Этот план был исполнен в самом лучшем виде. Галласы произвели такое впечатление, что весь город долго не мог успокоиться. Пересудам не было конца. Значит, у негуса совсем плохи дела, если одна из лучших конных частей покинула его лагерь. Мало кого успокоили срочно выставленные у городских ворот сильные караулы, которые запретили жителям покидать город. Говорили, что в Адуа торговцы прячут все ценное, а некоторые из них уже тайно бежали под покровом ночи…
Прошел еще день, и в полночь на склоне дальней горы зажглись четыре костра. Через несколько минут такой же огненный крест появился ближе, на склоне другой горы. К утру стало известно, что итальянцы тремя колоннами движутся на Адуа.
Рассвет первого марта 1896 года господин Леонтьев и Дмитрий встретили на одном из отрогов Шелиоды, с которого открывался отличный вид на окрестности. Справа крутыми уступами вздымалась серая громада Абба Гарима, а слева в утренней дымке слабо различались уходившие на восток цепи гор. Их зубчатые вершины поднимались над обрывистыми склонами, поросшими редким кустарником, над переплетением извилистых долин и холмистых плато. Местность дикая и живописная, но трудная для наступления и весьма выгодная для обороны.
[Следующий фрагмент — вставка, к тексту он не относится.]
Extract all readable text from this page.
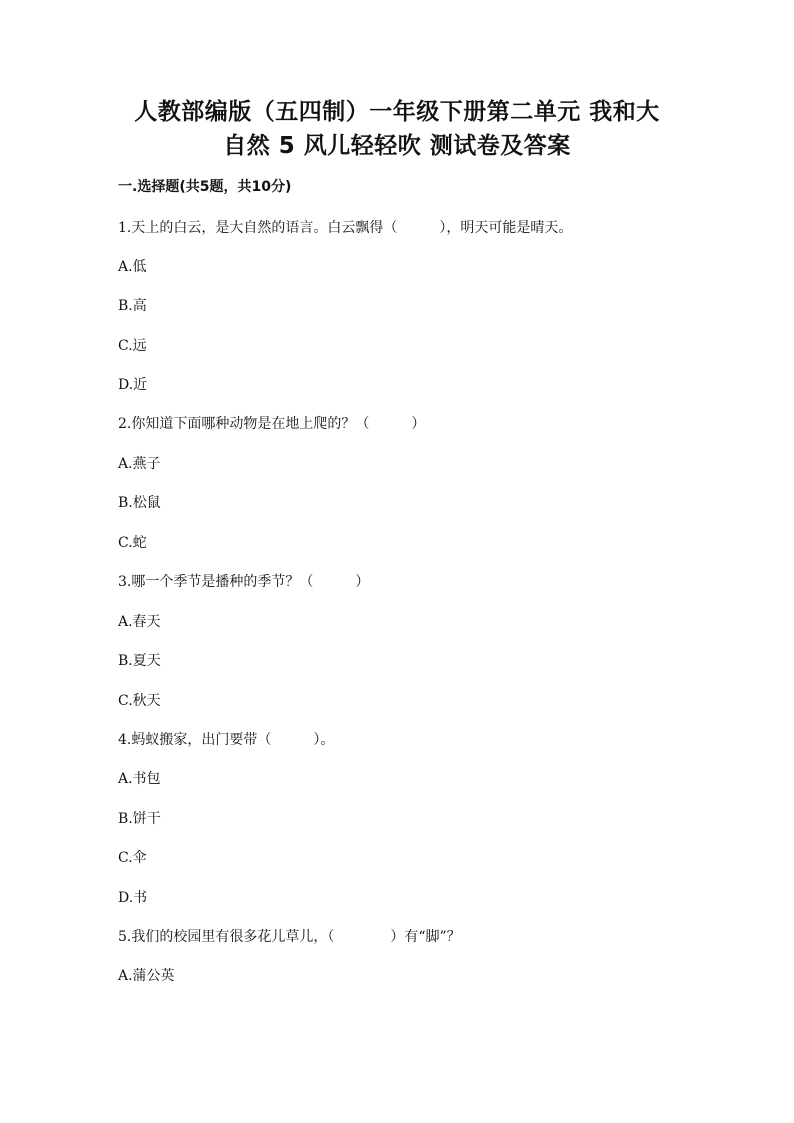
人教部编版（五四制）一年级下册第二单元 我和大
自然 5 风儿轻轻吹 测试卷及答案
一.选择题(共5题，共10分)
1.天上的白云，是大自然的语言。白云飘得（　　　），明天可能是晴天。
A.低
B.高
C.远
D.近
2.你知道下面哪种动物是在地上爬的？（　　　）
A.燕子
B.松鼠
C.蛇
3.哪一个季节是播种的季节？（　　　）
A.春天
B.夏天
C.秋天
4.蚂蚁搬家，出门要带（　　　）。
A.书包
B.饼干
C.伞
D.书
5.我们的校园里有很多花儿草儿，（　　　　）有“脚”？
A.蒲公英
Не разводя костров и не поднимая обычного шума, эфиопские отряды в строгом порядке покидали лагерь и один за другим исчезали в ущельях, над которыми клубился предрассветный туман.
— Где во время боя будет находиться сам Менелик? — поинтересовался Дмитрий.
— Где-то в центре, — ответил Николай Степанович. — Судя по последним данным, итальянцы попытаются окружить лагерь и уничтожить эфиопское войско. Что задумал сам негус — сказать трудно, он предпочитает ни с кем не делиться своими планами. Сегодня мы все, казак, просто наблюдатели. Эфиопы все сделают сами.
Солнце выкатилось из-за горизонта. Теперь в бинокль можно было различить какое-то движение на дальних перевалах. Вереницы медленно бредущих солдат в одинаковом серо-желтом обмундировании, кучки всадников, навьюченные мулы. Все они то появлялись на горных склонах, то исчезали в лощинах. Как-то странно скапливались в одних пунктах и в весьма малом числе появлялись в других. Часть итальянских батальонов все сильнее уклонялась в южном направлении и приближалась к подножию Абба Гарима. Между ними и основными силами уже было не менее шести километров. В этом горном лабиринте такой разрыв означал потерю связи с соседями и мог стать весьма опасным.